In the Classroom > Unit Overview > Lesson 7
Lesson 7 - Readings for the Williams Family
The Williams Family
From The History of Deerfield, Vol. II, George Sheldon, 1895, pgs. 377 & 378
John, s. [son] of Samuel, b. [born] 1664; 'The
Redeemed [rescued] Captive';... began preaching here June, 1686...soon
became the guide, counselor and friend of all the people...He m. [married]
July 21, 1687, Eunice,...she was k. [killed] the next day after
the captivity, Mar. 1, 1704...
Ch. [children]: Eliezer, [born] July 16, 1688
From New England Captives Carried to Canada Vol. I, Emma L. Coleman, 1925, pgs. 44 & 45
"At a town meeting on January 5, 1687, it was voted to provide the Reverend [minister] John Williams with a house lot on 'meeting house hill' and to 'build him a House 42 feet long 20 wide with a lentoo [leanto] on the back side of the house & finish sd [said] House, To fence his Homelot & within 2 years after this agreement to build him a Barn.' The agreement was to 'encourage Mr. John Williams to Settle amongst them.'"

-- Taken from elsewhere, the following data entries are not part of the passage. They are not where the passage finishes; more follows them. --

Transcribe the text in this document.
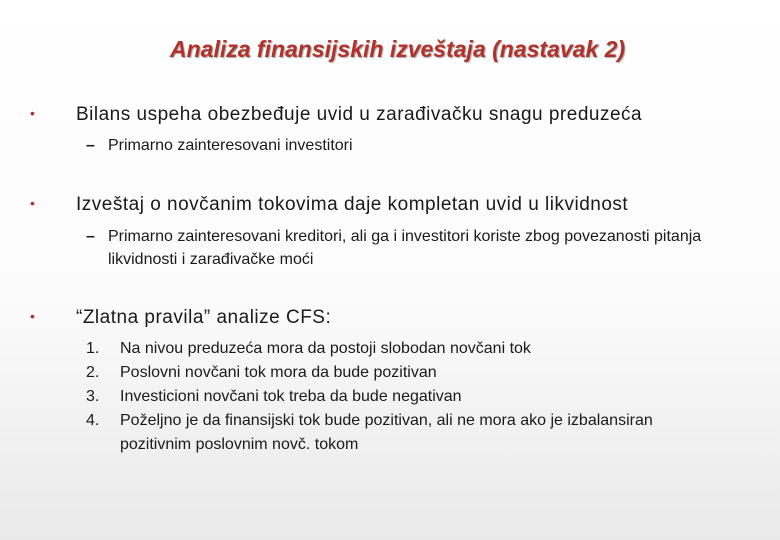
Analiza finansijskih izveštaja (nastavak 2)
• Bilans uspeha obezbeđuje uvid u zarađivačku snagu preduzeća
– Primarno zainteresovani investitori
• Izveštaj o novčanim tokovima daje kompletan uvid u likvidnost
– Primarno zainteresovani kreditori, ali ga i investitori koriste zbog povezanosti pitanja likvidnosti i zarađivačke moći
• “Zlatna pravila” analize CFS:
1.	Na nivou preduzeća mora da postoji slobodan novčani tok
2.	Poslovni novčani tok mora da bude pozitivan
3.	Investicioni novčani tok treba da bude negativan
4.	Poželjno je da finansijski tok bude pozitivan, ali ne mora ako je izbalansiran pozitivnim poslovnim novč. tokom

On February 29, 1704, in the French and Indian attack, the minister's house was targeted, and he and five of his children were taken captive to Canada. His wife, Eunice Mather Williams , was killed on the 'march to Canada', and two of their children were killed on the Williams doorstep. It was reported that the house, valued at L300 [300 pounds], was lost and that the barn was burnt, as well as everything in the house and barn.

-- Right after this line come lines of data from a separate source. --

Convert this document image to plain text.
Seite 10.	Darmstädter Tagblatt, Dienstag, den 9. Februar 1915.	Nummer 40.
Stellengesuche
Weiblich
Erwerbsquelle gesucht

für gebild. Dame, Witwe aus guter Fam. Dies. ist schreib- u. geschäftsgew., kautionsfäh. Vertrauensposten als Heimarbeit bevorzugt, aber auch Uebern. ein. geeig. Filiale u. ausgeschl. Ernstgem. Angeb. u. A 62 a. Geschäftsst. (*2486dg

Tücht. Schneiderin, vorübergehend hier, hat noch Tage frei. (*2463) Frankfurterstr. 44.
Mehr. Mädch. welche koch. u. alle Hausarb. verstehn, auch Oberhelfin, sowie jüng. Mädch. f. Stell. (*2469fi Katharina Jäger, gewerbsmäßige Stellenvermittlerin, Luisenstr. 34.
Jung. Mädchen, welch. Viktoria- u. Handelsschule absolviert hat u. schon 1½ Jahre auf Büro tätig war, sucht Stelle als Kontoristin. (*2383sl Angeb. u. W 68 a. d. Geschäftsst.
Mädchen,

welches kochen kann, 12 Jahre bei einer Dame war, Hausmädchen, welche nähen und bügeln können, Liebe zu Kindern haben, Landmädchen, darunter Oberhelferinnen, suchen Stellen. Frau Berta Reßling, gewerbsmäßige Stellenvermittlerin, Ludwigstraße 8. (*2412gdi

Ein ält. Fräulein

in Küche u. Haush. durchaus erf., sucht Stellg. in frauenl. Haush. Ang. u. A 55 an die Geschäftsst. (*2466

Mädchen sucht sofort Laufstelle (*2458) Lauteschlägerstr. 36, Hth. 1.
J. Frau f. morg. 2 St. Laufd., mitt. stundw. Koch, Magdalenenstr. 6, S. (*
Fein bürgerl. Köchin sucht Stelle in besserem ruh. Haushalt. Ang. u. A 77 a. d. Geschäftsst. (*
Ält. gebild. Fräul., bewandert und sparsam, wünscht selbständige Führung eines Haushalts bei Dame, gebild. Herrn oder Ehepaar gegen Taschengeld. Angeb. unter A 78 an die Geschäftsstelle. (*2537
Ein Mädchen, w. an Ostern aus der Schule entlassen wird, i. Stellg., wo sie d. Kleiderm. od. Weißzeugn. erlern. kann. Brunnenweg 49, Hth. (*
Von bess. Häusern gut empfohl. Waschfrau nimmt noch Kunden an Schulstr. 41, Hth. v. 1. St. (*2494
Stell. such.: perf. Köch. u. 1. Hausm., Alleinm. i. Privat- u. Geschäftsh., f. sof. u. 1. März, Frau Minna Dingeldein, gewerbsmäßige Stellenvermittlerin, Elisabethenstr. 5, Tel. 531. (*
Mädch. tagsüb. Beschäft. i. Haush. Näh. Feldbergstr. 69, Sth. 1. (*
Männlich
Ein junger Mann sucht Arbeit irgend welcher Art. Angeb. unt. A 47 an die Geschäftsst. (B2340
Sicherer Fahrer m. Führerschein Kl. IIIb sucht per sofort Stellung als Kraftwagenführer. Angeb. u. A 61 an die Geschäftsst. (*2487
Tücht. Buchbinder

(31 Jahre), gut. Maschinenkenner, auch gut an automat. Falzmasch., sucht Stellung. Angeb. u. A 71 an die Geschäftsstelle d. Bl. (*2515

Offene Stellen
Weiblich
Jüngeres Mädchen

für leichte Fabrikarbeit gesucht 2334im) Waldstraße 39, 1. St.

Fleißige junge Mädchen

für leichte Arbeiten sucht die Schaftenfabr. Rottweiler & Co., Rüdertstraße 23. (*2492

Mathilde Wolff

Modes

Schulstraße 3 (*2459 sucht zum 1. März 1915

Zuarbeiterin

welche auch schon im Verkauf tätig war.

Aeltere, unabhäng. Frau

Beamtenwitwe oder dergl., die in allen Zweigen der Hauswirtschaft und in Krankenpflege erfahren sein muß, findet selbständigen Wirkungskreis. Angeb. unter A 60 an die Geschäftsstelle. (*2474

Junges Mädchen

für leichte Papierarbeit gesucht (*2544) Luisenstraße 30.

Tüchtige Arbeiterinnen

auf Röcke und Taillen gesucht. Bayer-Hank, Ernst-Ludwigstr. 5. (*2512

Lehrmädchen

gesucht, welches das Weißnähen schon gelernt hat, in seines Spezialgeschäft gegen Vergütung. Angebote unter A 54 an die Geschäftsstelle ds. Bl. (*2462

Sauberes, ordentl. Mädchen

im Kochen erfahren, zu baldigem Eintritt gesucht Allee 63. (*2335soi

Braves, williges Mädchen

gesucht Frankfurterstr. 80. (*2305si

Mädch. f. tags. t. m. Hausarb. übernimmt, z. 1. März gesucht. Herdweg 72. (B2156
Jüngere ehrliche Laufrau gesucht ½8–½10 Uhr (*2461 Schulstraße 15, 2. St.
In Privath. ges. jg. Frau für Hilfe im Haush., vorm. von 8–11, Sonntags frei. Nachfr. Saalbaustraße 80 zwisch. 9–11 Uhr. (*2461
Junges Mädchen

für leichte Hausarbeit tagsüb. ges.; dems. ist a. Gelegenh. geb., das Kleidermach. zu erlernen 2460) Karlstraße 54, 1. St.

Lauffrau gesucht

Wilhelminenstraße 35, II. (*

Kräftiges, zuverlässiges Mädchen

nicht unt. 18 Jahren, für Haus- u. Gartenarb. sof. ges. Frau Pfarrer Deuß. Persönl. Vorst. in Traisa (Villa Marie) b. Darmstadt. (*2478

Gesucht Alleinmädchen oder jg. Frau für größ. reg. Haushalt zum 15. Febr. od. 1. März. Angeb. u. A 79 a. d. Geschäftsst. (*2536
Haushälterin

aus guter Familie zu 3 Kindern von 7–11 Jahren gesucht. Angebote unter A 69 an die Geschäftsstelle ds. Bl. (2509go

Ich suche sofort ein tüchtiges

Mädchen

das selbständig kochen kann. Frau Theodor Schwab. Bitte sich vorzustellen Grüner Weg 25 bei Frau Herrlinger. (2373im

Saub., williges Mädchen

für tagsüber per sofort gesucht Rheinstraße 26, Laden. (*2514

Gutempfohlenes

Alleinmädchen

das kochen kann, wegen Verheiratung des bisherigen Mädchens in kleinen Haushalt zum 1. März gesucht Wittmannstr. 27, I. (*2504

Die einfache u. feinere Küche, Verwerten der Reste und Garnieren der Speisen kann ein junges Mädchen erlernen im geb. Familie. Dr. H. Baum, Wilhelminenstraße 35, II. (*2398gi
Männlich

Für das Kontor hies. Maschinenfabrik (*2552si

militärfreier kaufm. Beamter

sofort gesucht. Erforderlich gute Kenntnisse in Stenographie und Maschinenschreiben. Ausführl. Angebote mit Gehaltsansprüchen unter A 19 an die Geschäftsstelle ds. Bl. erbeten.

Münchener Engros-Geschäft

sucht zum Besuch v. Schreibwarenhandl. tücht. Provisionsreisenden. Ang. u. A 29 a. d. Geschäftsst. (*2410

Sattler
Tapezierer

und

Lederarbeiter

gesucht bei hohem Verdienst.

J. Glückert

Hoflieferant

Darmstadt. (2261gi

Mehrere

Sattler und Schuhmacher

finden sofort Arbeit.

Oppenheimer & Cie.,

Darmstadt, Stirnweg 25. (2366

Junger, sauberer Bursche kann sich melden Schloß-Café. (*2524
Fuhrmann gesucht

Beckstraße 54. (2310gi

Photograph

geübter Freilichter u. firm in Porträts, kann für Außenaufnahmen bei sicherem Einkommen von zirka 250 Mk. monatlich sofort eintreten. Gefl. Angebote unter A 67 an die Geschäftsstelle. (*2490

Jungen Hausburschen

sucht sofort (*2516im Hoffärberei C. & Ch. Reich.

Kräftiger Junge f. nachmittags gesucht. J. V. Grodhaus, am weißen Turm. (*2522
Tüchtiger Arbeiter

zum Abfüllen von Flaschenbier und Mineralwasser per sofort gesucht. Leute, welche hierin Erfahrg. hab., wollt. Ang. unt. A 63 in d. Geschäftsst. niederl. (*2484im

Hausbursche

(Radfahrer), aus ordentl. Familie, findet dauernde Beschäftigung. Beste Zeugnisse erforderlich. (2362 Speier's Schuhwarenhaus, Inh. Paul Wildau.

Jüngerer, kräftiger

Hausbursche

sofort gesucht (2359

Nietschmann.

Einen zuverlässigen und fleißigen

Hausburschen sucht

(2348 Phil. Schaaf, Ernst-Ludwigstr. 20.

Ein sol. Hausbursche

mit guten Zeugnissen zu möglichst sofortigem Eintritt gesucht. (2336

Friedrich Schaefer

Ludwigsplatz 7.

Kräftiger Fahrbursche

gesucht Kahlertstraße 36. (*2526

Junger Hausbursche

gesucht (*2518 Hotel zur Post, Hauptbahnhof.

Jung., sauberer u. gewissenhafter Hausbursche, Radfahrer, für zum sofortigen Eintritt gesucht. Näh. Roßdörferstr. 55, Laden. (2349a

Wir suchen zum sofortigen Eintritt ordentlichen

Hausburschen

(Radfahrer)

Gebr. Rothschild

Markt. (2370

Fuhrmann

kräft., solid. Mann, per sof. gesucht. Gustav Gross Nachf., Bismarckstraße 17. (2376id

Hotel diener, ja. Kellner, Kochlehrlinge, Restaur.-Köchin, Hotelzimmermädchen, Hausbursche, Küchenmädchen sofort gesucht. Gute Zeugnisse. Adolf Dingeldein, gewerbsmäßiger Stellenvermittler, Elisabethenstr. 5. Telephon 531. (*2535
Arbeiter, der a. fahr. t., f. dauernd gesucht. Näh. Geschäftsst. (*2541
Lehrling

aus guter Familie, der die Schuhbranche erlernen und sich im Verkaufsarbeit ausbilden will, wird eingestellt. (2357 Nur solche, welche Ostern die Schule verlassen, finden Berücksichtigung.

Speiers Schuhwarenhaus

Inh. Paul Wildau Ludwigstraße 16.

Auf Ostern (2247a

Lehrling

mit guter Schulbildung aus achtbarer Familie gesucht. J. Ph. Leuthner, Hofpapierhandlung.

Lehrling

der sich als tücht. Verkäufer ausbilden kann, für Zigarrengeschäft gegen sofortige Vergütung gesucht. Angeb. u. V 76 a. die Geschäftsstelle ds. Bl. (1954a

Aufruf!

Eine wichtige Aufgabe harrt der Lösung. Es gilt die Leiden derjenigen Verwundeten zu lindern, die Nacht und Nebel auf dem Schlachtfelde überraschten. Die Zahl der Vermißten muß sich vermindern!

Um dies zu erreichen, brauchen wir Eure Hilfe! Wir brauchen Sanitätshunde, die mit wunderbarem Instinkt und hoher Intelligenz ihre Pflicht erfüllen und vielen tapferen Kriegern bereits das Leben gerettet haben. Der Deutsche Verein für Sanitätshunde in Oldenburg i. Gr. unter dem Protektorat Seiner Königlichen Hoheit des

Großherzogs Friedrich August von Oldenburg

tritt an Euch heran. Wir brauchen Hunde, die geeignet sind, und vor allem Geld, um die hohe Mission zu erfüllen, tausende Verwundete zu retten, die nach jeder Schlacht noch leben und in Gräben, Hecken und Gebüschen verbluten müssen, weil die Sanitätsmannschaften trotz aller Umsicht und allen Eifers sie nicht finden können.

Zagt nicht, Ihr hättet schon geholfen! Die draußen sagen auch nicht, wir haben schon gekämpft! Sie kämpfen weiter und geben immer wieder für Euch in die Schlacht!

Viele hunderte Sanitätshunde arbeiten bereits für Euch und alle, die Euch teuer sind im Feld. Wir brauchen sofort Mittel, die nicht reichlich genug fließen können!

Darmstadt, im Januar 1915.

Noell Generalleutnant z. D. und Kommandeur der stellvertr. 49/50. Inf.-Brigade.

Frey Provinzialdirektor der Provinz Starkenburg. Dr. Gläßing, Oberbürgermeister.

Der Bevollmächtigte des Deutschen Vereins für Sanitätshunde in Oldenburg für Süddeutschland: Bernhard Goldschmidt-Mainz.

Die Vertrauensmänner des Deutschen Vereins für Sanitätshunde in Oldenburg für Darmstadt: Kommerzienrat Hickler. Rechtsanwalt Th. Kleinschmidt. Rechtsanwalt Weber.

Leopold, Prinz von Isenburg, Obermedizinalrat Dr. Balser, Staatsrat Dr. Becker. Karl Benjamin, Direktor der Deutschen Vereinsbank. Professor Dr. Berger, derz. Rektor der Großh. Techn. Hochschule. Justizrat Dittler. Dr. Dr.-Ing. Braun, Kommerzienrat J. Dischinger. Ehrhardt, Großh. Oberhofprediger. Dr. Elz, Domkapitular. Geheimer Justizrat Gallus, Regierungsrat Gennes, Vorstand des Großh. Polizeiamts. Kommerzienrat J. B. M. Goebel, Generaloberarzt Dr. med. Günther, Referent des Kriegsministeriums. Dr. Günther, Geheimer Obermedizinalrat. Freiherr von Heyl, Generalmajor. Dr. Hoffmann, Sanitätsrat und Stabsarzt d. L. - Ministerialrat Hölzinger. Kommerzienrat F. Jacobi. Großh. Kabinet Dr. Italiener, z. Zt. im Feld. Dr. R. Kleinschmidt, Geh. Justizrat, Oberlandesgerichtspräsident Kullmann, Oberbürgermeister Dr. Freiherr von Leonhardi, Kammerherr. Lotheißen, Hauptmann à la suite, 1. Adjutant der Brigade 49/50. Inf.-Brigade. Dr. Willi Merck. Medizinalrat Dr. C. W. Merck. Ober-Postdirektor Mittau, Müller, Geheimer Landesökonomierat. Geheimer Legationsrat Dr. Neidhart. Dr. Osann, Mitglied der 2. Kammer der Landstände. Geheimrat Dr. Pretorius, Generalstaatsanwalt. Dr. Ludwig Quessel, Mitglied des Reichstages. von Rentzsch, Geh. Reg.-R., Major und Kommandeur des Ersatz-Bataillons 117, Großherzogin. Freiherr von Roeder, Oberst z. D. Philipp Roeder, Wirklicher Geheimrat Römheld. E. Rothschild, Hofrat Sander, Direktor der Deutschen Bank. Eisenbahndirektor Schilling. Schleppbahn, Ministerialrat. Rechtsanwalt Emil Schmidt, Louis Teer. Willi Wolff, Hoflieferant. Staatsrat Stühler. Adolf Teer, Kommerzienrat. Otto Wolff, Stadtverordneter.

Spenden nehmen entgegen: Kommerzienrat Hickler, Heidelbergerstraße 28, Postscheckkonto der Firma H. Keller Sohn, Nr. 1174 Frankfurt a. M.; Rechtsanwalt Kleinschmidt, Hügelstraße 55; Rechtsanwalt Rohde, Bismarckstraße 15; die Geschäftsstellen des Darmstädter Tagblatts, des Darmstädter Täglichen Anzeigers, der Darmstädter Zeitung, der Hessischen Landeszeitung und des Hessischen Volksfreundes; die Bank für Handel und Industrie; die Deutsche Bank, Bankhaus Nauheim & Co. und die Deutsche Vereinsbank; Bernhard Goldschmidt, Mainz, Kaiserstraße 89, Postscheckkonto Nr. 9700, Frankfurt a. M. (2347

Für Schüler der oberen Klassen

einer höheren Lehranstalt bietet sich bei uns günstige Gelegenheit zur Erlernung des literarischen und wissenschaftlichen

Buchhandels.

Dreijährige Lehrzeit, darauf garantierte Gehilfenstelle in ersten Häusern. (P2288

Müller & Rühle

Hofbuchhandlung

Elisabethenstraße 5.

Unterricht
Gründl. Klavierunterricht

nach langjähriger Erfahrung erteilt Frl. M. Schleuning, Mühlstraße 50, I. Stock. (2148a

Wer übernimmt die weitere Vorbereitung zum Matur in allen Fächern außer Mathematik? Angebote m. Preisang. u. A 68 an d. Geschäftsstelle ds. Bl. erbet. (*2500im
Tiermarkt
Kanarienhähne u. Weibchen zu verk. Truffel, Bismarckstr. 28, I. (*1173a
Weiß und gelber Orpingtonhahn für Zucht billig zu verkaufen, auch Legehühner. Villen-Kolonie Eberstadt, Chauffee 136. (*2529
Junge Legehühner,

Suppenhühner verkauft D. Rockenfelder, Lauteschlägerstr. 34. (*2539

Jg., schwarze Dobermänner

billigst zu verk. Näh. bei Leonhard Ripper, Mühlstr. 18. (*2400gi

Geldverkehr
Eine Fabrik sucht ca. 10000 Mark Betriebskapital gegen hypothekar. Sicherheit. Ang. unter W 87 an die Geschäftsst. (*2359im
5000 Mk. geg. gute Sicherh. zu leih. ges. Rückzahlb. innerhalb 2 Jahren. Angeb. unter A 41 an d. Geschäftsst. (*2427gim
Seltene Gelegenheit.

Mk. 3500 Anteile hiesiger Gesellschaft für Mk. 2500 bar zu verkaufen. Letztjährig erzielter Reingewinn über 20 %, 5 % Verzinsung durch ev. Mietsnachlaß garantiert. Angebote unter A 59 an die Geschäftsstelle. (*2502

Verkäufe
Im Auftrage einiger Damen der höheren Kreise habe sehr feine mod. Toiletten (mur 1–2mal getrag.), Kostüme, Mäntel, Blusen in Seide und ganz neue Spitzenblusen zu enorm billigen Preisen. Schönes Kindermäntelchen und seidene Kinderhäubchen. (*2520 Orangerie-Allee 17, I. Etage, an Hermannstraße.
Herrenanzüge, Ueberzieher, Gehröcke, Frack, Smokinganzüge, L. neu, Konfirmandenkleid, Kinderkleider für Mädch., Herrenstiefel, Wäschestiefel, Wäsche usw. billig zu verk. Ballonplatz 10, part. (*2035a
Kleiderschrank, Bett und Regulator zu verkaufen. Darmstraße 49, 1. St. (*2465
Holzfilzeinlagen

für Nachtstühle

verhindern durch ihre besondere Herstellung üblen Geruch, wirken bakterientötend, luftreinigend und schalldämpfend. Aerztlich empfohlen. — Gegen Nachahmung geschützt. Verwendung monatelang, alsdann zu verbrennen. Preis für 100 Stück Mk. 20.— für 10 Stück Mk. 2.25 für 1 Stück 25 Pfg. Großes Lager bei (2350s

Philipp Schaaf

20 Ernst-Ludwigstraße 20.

The Reverend [minister] John Williams was ransomed [rescued] in 1706 by Ensign John Sheldon who had traveled to Canada...On December 6, the General Court voted him L40 [40 pounds] on the condition that he return to Deerfield within three weeks and remain for a year. At a town meeting in Deerfield on January 9, 1707, it was voted that 'the Town would build a house for Mr Jno [John] Williams in deerfield as big as Ens [ensign] Sheldons a back room as big as may be thought convenient'.
The minister, who did return to Deerfield, remarried
in September 1707. His second wife was Abigail, widow of Benjamin Bissell
of Hartford, Connecticut. Mr. Williams and his second wife had five children,
one of whom died young. Mr. Williams died on June 12, 1729, just prior
to [before] the completion of the town's fourth meeting house on the Common.
"On Tuesday, the 29th of February, 1703-4, not long before break of day, the enemy came in like a flood upon us; our watch being unfaithful...They came to my house in the beginning of the onset, and by their violent endeavors [attempts] to break open doors and windows, with axes and hatchets, awaked me out of sleep; on which I leaped out of bed, and, running towards the door, perceived [saw] the enemy making their entrance into the house. I called to awaken two soldiers in the chamber, and returning toward my bedside for my arms, the enemy immediately broke into the room, I judge to the number of twenty, with painted faces, and hideous acclamations [exclamations]. I reached up my hands to the bed-tester [bed curtains] for my pistol...Taking down my pistol, I cocked it, and put it to the breast of the first Indian that came up; but my pistol missing fire, I was seized by three Indians, who disarmed me, and bound me naked, as I was in my shirt, and so I stood for near the space of an hour. Binding me, they told me they would carry me to Quebeck."